Business Credit: Why Small Business Owners Need Business Credit

Lisa Phillips asked:

If you currently have a business or you are considering starting a business, establishing business credit is a good idea. According to the National Association of Credit Management (NACM) small business owners should take steps to establish credit in the name of their business as a way to preserve cash flow for necessary business operations, purchases, and rental payments. Here are a few basics to begin building business credit.

Separate Your Business Credit from Personal Credit

Business credit can and should be established separate from personal credit. When business owners use their personal credit to obtain business credit, they run the risk of lowering their personal credit scores. The business owner also risks being personally responsible for business liabilities. If you file bankruptcy and your personal and business credit are one in the same, you stand to lose everything. Business credit protects your personal assets.

No Personal Guarantees

The most important element to establishing business credit is finding lending institutions, credit card issuers and vendors that will establish business credit without you giving a personal guarantee. A personal guarantee involves using your personal credit information to guarantee repayment of the debt incurred by the business. In other words, you are obligating yourself to be 100% responsible for the business debt. It may be your intention to fully repay any debt incurred by the business; however, obligating your personal and business assets to repaying business debts can lead to financial ruin if any business setbacks occur.

Business Structure

Doing business as a sole proprietor will not allow you to distinguish your business credit from your personal credit. As a sole proprietor you may be “doing business as”; however, you are not a separate business entity. In order to establish business credit without a personal guarantee you must structure your business as a separate legal entity such as a corporation or limited liability company. Even if you have been doing business as a sole proprietor for years, you can restructure your business into a separate legal entity. Besides, it is a better choice to set your business up as an entity separate and apart from you. Your business could get sued and if all of your assets are tied together, financial ruin may be lurking in the background. Having a separate entity protects your personal assets.

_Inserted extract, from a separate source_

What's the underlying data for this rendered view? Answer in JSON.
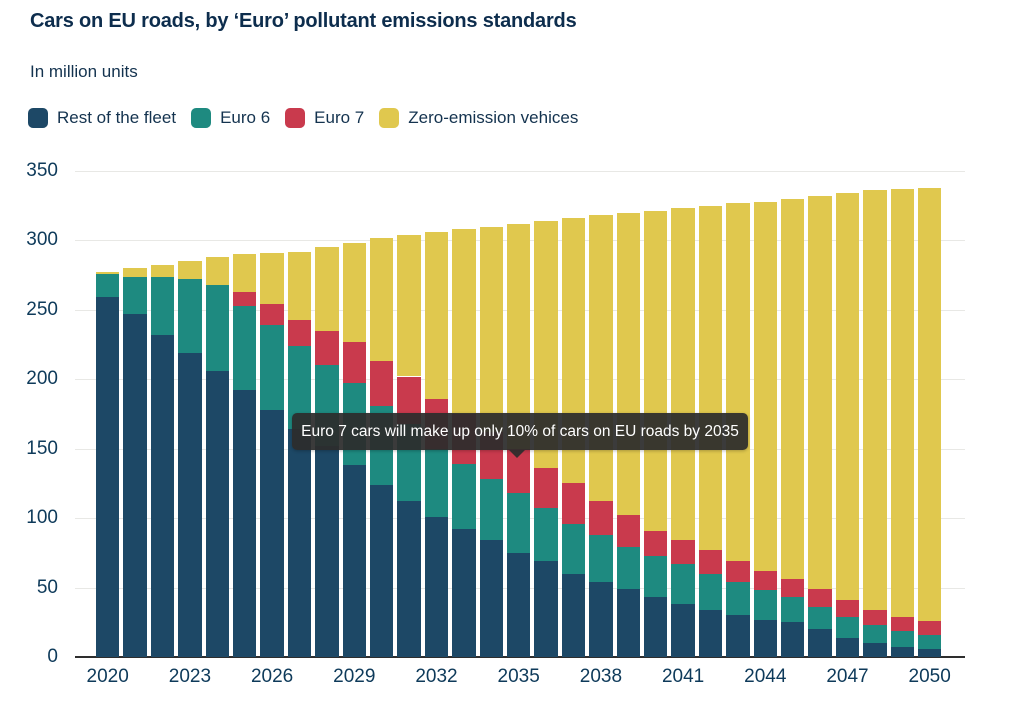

Tax Identification Numbers

Your business entity must have an Employer Identification Number (EIN) also known as a Federal Tax Identification Number (Tax ID). The EIN is your permanent number and can be used immediately for most of your business needs, including opening a bank account, applying for business licenses and establishing a business credit file. Never use your social security number. It may also be necessary to establish a State tax identification number. For the federal tax identification number you can apply online at www.irs.gov. The application process is fairly simple and you can receive the EIN immediately.

Business Checking Account

Your business entity should have at least one bank account, in the name of the business, that can be used as a bank reference. The older the bank account, the better. Having a business checking account helps in establishing your business identity and reputation. Banking relationships are still important in the business world. Building a strong relationship with your bank can be of assistance when you begin to seek business financing.

Get a Business License

You must always register your business and obtain a business license in the State, County or City where you conduct business. For some reason, this is not always done by businesses. It should be at the top of your “to do” list. Always register your business in the jurisdiction where you conduct business.